Australians voted in a 1999 referendum to keep Queen Elizabeth II as head of state. This result is generally seen as a result of disagreement over how a president would be elected, rather than as a result of majority support for a monarch.

Albanese has ruled out holding another referendum on the issue during his current three-year government. But there is a possibility if his centre-left Labor party is re-elected in elections next May.

Charles was drawn into the Australian Republic debate months before his visit.

The Australian Republic Movement, which wants Australia to break its constitutional ties with Britain, wrote to Charles in December last year calling for a meeting in Australia and for the king to champion their cause. Buckingham Palace politely wrote in March that the king's meetings were decided by the Australian government. A meeting with the ARM is not in the official travel plan.

“Whether Australia becomes a republic is for the Australian public to decide,” Buckingham Palace’s letter said.

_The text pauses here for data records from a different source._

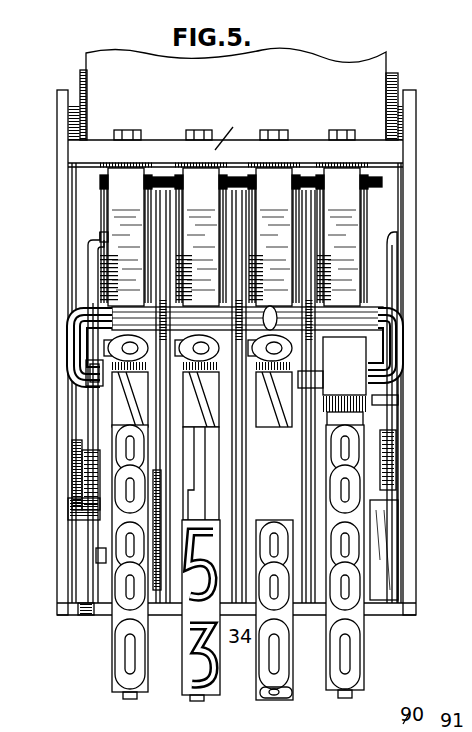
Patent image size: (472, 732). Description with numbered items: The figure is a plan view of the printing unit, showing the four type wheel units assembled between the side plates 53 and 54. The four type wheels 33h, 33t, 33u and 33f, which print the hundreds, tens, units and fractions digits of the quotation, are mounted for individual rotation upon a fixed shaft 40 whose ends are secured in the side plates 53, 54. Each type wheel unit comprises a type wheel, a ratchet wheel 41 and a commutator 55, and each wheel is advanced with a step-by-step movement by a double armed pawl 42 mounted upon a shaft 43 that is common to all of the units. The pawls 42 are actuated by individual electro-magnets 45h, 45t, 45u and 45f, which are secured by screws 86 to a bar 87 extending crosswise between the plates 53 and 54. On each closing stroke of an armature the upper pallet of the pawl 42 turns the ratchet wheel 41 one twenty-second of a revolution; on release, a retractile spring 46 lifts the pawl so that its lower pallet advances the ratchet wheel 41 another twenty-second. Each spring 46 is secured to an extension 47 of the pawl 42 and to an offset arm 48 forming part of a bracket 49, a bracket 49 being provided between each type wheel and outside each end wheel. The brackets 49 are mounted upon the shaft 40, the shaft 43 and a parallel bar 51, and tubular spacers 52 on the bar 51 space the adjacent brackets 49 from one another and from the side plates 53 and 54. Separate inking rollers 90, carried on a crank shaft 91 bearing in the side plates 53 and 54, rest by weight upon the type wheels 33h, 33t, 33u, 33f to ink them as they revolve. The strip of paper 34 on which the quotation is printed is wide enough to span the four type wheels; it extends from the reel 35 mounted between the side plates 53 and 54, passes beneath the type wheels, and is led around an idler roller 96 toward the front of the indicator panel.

The type wheel 33h is at (120, 700).
The type wheel 33t is at (198, 702).
The type wheel 33u is at (262, 700).
The type wheel 33f is at (345, 700).
The strip of paper 34 is at (351, 72).
The reel 35 is at (398, 78).
The fixed shaft 40 is at (78, 518).
The ratchet wheel 41 is at (103, 565).
The double armed pawl 42 is at (100, 470).
The shaft 43 is at (134, 315).
The electro-magnet 45h is at (103, 192).
The electro-magnet 45t is at (178, 192).
The electro-magnet 45u is at (250, 192).
The electro-magnet 45f is at (318, 192).
The retractile spring 46 is at (116, 275).
The extension 47 is at (88, 366).
The offset arm 48 is at (103, 240).
The bracket 49 is at (92, 292).
The bar 51 is at (272, 307).
The tubular spacer 52 is at (341, 315).
The side plate 53 is at (62, 207).
The side plate 54 is at (410, 196).
The commutator 55 is at (161, 600).
The screws 86 is at (191, 130).
The bar 87 is at (237, 126).
The inking roller 90 is at (332, 428).
The crank shaft 91 is at (78, 347).
The idler roller 96 is at (86, 615).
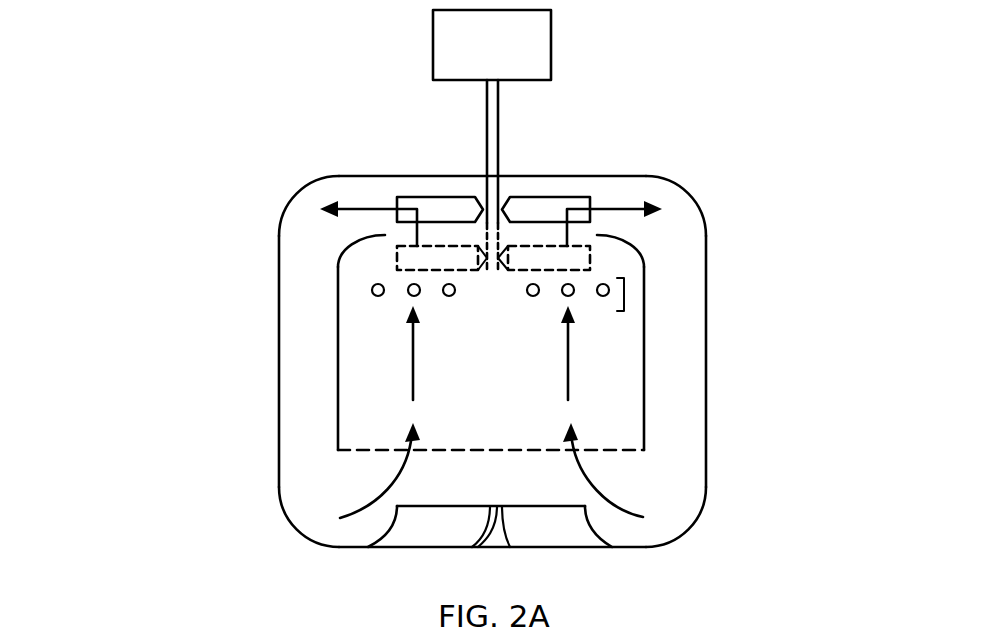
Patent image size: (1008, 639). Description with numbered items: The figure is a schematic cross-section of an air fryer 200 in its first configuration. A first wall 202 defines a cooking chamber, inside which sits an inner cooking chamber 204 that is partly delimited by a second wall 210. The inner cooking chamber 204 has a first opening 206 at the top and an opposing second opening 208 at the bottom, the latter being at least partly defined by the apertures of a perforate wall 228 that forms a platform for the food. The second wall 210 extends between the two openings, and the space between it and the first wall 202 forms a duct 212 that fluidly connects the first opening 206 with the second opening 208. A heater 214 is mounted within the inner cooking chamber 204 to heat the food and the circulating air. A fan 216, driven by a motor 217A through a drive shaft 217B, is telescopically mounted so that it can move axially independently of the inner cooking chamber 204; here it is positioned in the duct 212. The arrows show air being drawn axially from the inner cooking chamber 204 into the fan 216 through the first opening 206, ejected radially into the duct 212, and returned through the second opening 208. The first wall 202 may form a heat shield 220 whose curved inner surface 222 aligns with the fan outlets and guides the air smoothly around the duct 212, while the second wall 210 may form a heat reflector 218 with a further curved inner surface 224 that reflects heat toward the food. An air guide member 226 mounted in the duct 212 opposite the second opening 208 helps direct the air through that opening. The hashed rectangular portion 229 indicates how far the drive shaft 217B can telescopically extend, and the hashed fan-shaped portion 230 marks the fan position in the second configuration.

The air fryer 200 is at (142, 69).
The first wall 202 is at (280, 360).
The inner cooking chamber 204 is at (610, 393).
The first opening 206 is at (397, 245).
The second opening 208 is at (370, 452).
The second wall 210 is at (337, 420).
The duct 212 is at (677, 472).
The heater 214 is at (627, 302).
The fan 216 is at (447, 213).
The motor 217A is at (530, 52).
The drive shaft 217B is at (493, 147).
The heat reflector 218 is at (352, 250).
The heat shield 220 is at (697, 207).
The curved inner surface 222 is at (300, 200).
The further curved inner surface 224 is at (570, 258).
The air guide member 226 is at (427, 538).
The perforate wall 228 is at (617, 457).
The hashed rectangular portion 229 is at (483, 250).
The hashed fan-shaped portion 230 is at (600, 238).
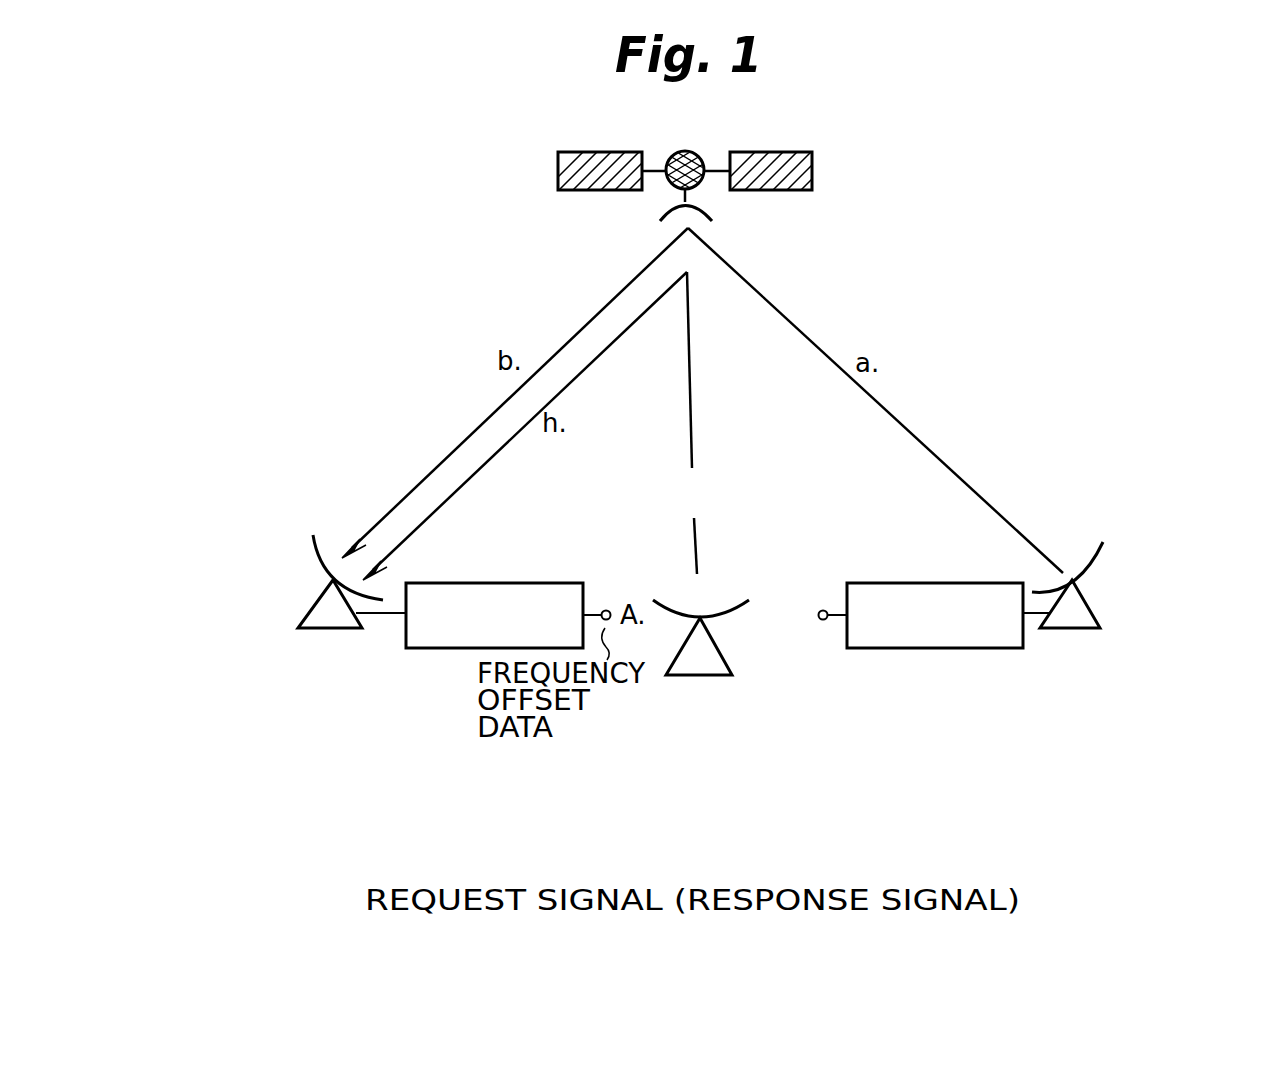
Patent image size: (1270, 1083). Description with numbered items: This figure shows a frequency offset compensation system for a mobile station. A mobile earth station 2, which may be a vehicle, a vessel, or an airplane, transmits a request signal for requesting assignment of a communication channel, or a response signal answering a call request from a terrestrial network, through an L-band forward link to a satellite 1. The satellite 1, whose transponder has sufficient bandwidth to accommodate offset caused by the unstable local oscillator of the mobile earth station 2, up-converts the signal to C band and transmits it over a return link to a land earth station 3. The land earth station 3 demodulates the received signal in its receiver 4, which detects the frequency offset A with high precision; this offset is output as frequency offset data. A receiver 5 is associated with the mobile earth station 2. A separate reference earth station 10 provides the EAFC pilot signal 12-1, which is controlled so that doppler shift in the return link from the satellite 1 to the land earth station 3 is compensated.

Earlier on Monday, Charles and Camilla laid wreaths at the Australian War Memorial and then shook hands with well-wishers on the second full day of their visit.

The memorial estimated 4,000 people came to see the couple.

Charles, 75, is being treated for cancer, which has resulted in an abbreviated treatment schedule. It is Charles' 17th trip to Australia and the first since he became king in 2022. It is the first visit by a reigning British monarch to Australia since his late mother Queen Elizabeth II traveled to the distant country in 2011.

Charles and Camilla rested a day after arriving late Friday before making their first public appearance of the trip at a church service in Sydney on Sunday. They then flew to Canberra, where they visited the Tomb of the Unknown Australian Soldier and a reception at Parliament House.

Before leaving the war memorial, they stopped to greet hundreds of people who gathered under clear skies under Australian flags. The temperature should reach a mild high of 24 degrees Celsius (75 degrees Fahrenheit).

On Wednesday Charles will travel to Samoa where he will open the Commonwealth Heads of Government meeting.